1 + (1..250) + 1 + (1..250) + 1 + (1..250) + 4 bytes
or
from 10 bytes to 757 (without data aligning overhead)
1 + (1..250) + 1 + (1..250) + 1 + (1..250) + 4 bytes
or
from 10 bytes to 757
UUID could be calculated on the client side before send request to the Postgres:
Jedidiah Cunningham
I intentionally didn't specify what the synthetic key would be so we have flexibility I want to think through UUID4 vs UUID5 vs something else more before we commit to something long term.
Hussein Awala
+1 for this nice feature. However, this will cause the database size to increase, knowing that many users do not care about previous retries. So I'm wondering if we can add a configuration to determine how many retries to keep in the database with 1 as the default value (we can also set it to -1 to enable the feature by default and add a doc to explain how to configure Airflow to achieve the previous behavior)
Jens Scheffler
I am very much +1 for this. Because other than parsing logs or making external data points there is no good "structured" way to analyze failed in the mtat data DB.
I would assume from point of sizing the main pain points are described. Nevertheless looking forward for the proposed target model. As somebody with DBA legacy might be I can also contribute a few nits. Let me know if it helps. (For example there are a couple of other string field which - if normalized - could dramatically reduce storage overhead)
From point of sizing and retries I would hope and assume that if a high traffic setup is made that <10% of tasks need a retry. Else you should consider thinking about operational stability. In other (hopefully?) rare cases where a retry is kinda mis-used for calculated side effects I hope traffic is rather low to medium. (I remember the fix in UI lately where somebody reported UI is un-readable if more than 128 retries ) - but therefore at least now we have a drop-down to substitute buttons
Shubham Mehta
I am default against new configurations, but I have to agree with Hussein on this one.

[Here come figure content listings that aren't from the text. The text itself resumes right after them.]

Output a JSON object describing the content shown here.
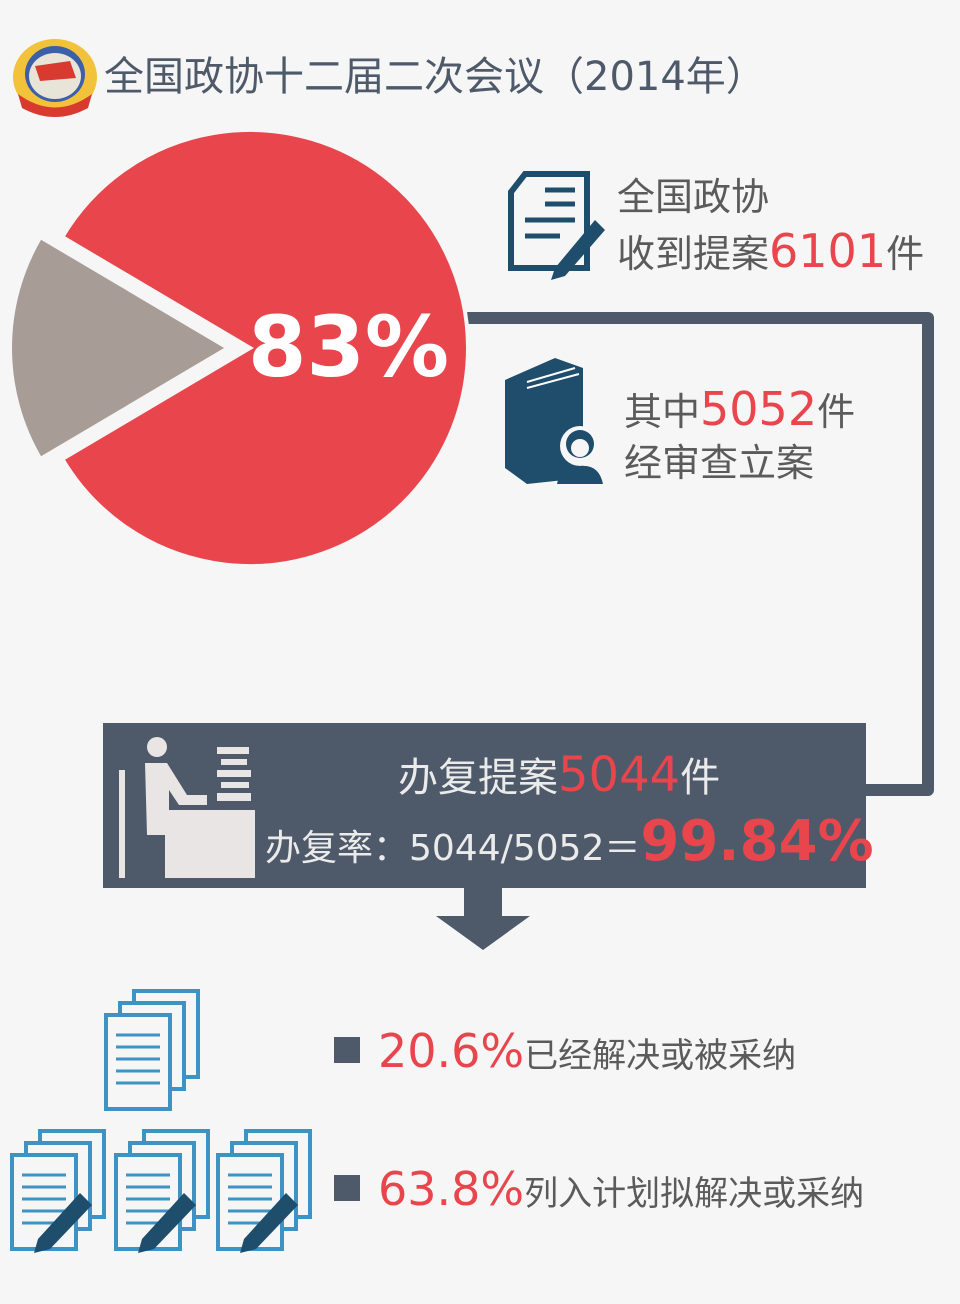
{
  "header": {
    "title": "全国政协十二届二次会议（2014年）",
    "logo_icon": "cppcc-emblem-icon"
  },
  "chart_data": {
    "type": "pie",
    "slices": [
      {
        "label": "经审查立案",
        "value": 83,
        "color": "#e8454d"
      },
      {
        "label": "",
        "value": 17,
        "color": "#a89d96"
      }
    ],
    "center_label": "83%"
  },
  "received": {
    "line1": "全国政协",
    "line2_prefix": "收到提案",
    "count": "6101",
    "unit": "件",
    "icon": "document-pen-icon"
  },
  "filed": {
    "prefix": "其中",
    "count": "5052",
    "unit": "件",
    "line2": "经审查立案",
    "icon": "book-person-icon"
  },
  "replied": {
    "prefix": "办复提案",
    "count": "5044",
    "unit": "件",
    "rate_label": "办复率：5044/5052＝",
    "rate": "99.84%",
    "icon": "desk-worker-icon"
  },
  "results": [
    {
      "percent": "20.6%",
      "label": "已经解决或被采纳"
    },
    {
      "percent": "63.8%",
      "label": "列入计划拟解决或采纳"
    }
  ],
  "colors": {
    "accent": "#e8454d",
    "dark": "#4e5a69",
    "grey": "#a89d96",
    "icon_blue": "#3d93c4",
    "icon_navy": "#1f4d6c"
  }
}
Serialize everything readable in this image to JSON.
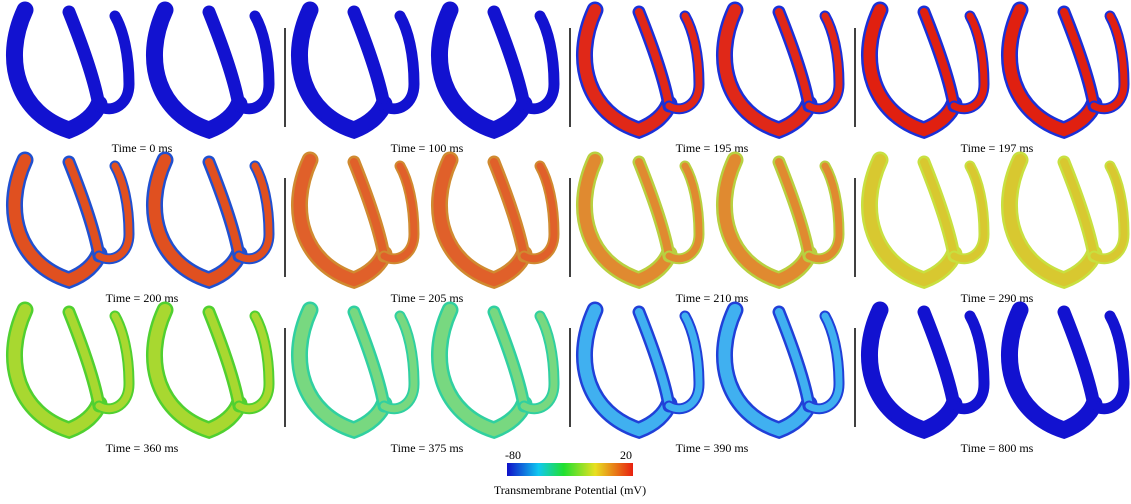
{
  "panels": [
    {
      "label": "Time = 0 ms"
    },
    {
      "label": "Time = 100 ms"
    },
    {
      "label": "Time = 195 ms"
    },
    {
      "label": "Time = 197 ms"
    },
    {
      "label": "Time = 200 ms"
    },
    {
      "label": "Time = 205 ms"
    },
    {
      "label": "Time = 210 ms"
    },
    {
      "label": "Time = 290 ms"
    },
    {
      "label": "Time = 360 ms"
    },
    {
      "label": "Time = 375 ms"
    },
    {
      "label": "Time = 390 ms"
    },
    {
      "label": "Time = 800 ms"
    }
  ],
  "colorbar": {
    "min": -80,
    "max": 20,
    "label": "Transmembrane Potential (mV)"
  }
}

Users should have the freedom to control this as DB size especially becomes very important when you're in-place upgrading to new airflow versions or upgrading your db engine.
Amogh Desai
I am with Hussein on this one too. Users should have the flexibility to control this number, either through configuration in the airflow instance or we can set up the necessary tables by default and use them only if configured to maintain backward compatibility and reduce complexities.
Jens Scheffler
I also like configurability a lot - but in this case I do not feel this helps. If you make the number of versions configurable then with every retry you need to check & purge records.
In such case I#d rather propose to add a new purge option in `airflow db clean` command to off-load this to a nightly job.
Do we have any figure at-hand from running installations? How many tasks are we talking about? What is you "in the wild" amount of rows it increases with all retries?
On our side: We have had in peak times 1.2 mio tasks per day. without explicit counting I'd assume we might have around 500-1000 retries in total. (luckyly we are down to 100k tasks/day currently, still with 500-1000 tasks in retry per day the overhead is neglegible
Jedidiah Cunningham
I'm in agreement with Jens (and I went and crunched some numbers to confirm) - the vast majority of tasks runs are the first try, and if you have db size pressure from try number rows for subsequent tries, you likely have bigger problems to solve first.
I think the current behavior of "throw away the old try" is bad and definitely shouldn't be the default, if we do end up making it configurable at all.
I'm not convinced we should add extra complexity (code wise for us, or config wise for deployment managers) for this. TI is such a key entity in Airflow too, I'm just not sure having try level retention rules makes sense in the big picture. I think there are much bigger foot-guns we could look at first for db size concerns (cough, xcom, log).
I'm in favor of keeping all try history and using existing tooling to handle cleanup (e.g. db clean).